Une exploitation ukrainienne dépasse 90 tonnes d’oignons par hectare grâce à une technologie sud-coréenne
Une exploitation de la région d’Odesa a porté son rendement d’environ 50 à plus de 90 tonnes d’oignons par hectare grâce à la génétique SeedOn et à des intrants biologiques. Le projet développe désormais les capacités de production, de certification et de logistique nécessaires pour approvisionner les distributeurs européens.
Le rendement passe de 50 à plus de 90 tonnes
L’Ukraine expérimente un système sud-coréen de culture de l’oignon susceptible de faire de ses régions méridionales un fournisseur plus important de produits standardisés pour l’Union européenne. Agrointel rapporte, en citant une analyse du média agricole ukrainien Kurkul, que la technologie associe la génétique résistante au froid de SeedOn, des protocoles culturaux détaillés et des intrants biologiques.
Dans l’exploitation Pan Bilan, située dans la région d’Odesa, le système a fait passer le rendement des quelque 50 tonnes par hectare habituellement obtenues par l’agriculteur Vitali Bilan à plus de 90 tonnes. Selon Agrointel, cette génétique supporte des températures hivernales allant jusqu’à -30 degrés Celsius. Les oignons récoltés sont aussi plus gros, un calibre recherché en Corée du Sud et en Chine, et leur qualité permet une commercialisation dans l’UE.
Bilan a indiqué que son exploitation avait testé des préparations biologiques sud-coréennes, notamment du trichoderma et des acides aminés.

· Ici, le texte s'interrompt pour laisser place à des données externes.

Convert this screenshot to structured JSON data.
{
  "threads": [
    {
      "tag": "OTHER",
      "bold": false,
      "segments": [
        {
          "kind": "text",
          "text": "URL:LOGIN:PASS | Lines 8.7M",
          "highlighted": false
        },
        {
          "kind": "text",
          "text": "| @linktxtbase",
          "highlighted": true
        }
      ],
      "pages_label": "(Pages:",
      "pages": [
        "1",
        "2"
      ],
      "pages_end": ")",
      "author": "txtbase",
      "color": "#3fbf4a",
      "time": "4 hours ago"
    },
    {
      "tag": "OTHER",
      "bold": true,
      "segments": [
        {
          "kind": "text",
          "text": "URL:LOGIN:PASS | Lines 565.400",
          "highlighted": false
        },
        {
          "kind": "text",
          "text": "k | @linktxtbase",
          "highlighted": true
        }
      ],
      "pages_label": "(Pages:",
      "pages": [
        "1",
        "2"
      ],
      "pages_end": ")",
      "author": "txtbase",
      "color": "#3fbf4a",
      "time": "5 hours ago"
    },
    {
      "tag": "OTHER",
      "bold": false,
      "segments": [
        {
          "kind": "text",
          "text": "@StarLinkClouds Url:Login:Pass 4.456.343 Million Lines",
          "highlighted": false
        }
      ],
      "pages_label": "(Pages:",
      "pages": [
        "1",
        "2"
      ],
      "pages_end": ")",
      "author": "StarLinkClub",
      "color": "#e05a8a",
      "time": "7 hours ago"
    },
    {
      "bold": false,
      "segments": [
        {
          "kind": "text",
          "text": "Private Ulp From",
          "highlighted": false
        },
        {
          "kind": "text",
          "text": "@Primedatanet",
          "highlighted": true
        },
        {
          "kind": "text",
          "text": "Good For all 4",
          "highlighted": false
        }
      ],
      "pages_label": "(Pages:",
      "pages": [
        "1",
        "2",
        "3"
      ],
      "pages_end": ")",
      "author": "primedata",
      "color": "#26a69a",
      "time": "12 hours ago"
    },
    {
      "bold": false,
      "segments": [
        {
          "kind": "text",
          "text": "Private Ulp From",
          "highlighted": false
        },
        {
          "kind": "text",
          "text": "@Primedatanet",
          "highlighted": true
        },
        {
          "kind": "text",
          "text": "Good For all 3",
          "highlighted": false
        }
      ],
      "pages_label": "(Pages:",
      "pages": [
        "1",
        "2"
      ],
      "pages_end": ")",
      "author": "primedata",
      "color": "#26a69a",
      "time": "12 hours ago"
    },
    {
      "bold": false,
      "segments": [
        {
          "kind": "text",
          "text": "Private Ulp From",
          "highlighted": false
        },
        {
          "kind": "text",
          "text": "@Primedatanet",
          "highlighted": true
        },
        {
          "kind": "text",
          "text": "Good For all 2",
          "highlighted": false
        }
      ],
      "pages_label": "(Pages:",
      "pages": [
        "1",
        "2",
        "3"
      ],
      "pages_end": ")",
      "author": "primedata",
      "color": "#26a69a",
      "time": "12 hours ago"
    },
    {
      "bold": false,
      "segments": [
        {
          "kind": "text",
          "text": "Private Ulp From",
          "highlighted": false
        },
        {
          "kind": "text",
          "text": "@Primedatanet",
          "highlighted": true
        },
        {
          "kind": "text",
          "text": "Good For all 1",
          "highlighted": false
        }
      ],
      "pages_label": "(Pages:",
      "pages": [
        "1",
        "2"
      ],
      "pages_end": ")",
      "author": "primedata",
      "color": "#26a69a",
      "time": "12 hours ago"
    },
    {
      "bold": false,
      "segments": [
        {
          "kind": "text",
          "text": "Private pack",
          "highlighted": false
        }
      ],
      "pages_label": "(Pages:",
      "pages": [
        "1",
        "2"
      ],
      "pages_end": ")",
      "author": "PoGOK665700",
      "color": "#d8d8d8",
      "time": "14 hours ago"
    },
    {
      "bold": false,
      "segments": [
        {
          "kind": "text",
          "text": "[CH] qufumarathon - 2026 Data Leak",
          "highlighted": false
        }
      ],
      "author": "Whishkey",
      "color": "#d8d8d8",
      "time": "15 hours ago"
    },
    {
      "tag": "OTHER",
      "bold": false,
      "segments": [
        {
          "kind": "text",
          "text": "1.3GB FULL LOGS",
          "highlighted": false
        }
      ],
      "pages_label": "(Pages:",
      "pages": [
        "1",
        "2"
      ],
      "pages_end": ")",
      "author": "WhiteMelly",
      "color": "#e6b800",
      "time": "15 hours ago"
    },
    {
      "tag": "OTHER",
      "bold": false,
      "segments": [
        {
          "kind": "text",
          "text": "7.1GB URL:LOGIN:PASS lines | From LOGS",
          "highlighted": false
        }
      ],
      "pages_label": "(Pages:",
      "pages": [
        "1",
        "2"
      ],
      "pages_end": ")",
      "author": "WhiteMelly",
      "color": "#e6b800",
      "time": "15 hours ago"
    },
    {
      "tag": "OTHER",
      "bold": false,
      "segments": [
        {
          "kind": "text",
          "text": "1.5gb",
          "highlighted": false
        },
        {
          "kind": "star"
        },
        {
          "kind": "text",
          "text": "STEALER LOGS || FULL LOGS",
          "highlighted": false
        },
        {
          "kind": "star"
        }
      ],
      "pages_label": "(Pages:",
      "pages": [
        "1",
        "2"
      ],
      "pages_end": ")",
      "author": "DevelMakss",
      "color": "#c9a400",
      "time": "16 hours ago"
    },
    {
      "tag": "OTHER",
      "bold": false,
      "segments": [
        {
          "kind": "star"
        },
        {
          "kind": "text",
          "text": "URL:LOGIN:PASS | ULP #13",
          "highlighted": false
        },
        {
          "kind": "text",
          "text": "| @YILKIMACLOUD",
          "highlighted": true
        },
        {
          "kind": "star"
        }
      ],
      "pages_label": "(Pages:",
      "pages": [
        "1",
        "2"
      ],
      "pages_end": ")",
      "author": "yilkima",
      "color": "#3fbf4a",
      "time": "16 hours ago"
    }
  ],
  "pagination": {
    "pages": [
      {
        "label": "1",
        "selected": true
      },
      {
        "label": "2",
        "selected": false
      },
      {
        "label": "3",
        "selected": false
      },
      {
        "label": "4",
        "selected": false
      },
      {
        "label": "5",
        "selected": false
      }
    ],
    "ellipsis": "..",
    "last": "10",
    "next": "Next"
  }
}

D’après le producteur, ces intrants ont favorisé le développement racinaire tout en permettant de réduire les pesticides et l’eau d’irrigation. Valeri Rîbak, agronome en chef de l’exploitation, a toutefois rappelé que la technologie ne remplaçait pas les principes fondamentaux de l’agriculture : les cultures exigent toujours une surveillance constante et des soins adaptés.
Un premier camion livré en France
L’objectif commercial dépasse l’amélioration du rendement d’une seule exploitation. Bilan affirme que le projet a expédié son premier camion en France l’année dernière et respecté les strictes exigences européennes en matière de certification et de droits de douane. Des infrastructures logistiques et des circuits commerciaux sont parallèlement mis en place pour développer les ventes dans l’UE.
La plateforme envisagée devrait regrouper entre 5 000 et 50 000 tonnes d’oignons standardisés et commercialisés sous une marque. Bilan assure que de grandes enseignes européennes, dont Auchan et Metro, présentes en Pologne, en Hongrie et en France, sont prêtes à passer commande. La source ne précise toutefois ni les volumes convenus, ni les calendriers de livraison, ni les prix. L’ampleur de la demande ferme reste donc incertaine.
Atteindre le haut de cette fourchette nécessitera une production coordonnée bien supérieure aux capacités de l’exploitation actuelle. Bilan estime que les agriculteurs de la région devront planter entre 250 et 500 hectares de ces hybrides et regrouper leur production. Un calibrage uniforme, la certification et le strict respect des contrats seront indispensables pour approvisionner les grandes enseignes.
Le changement d’échelle déterminera l’impact
Les promoteurs souhaitent faire inscrire officiellement la méthode coréenne dans le programme économique « Odesa Agrarian » pour 2026-2030. Cette intégration pourrait fournir un cadre régional pour étendre les surfaces et développer les capacités de logistique, de tri et de commercialisation nécessaires à l’exportation.
Des rendements supérieurs à 90 tonnes par hectare pourraient améliorer la rentabilité de la culture si la qualité et les volumes commercialisables restent réguliers. La baisse annoncée des besoins en pesticides et en irrigation pourrait aussi alléger les charges. La source ne fournit cependant ni données de coûts ni résultats d’essais commerciaux à plus grande échelle. Les performances d’une exploitation ne prouvent donc pas que tous les producteurs obtiendront le même résultat.
Pour les acheteurs européens, le projet pourrait créer une nouvelle source proche d’oignons de gros calibre et standardisés. Son poids commercial dépendra de la capacité des producteurs à réunir les 5 000-50 000 tonnes prévues, à conserver leurs certifications et à honorer les contrats sur plusieurs campagnes. Le premier camion livré en France valide une voie d’accès au marché ; le passage à une offre régionale régulière constituera la prochaine épreuve.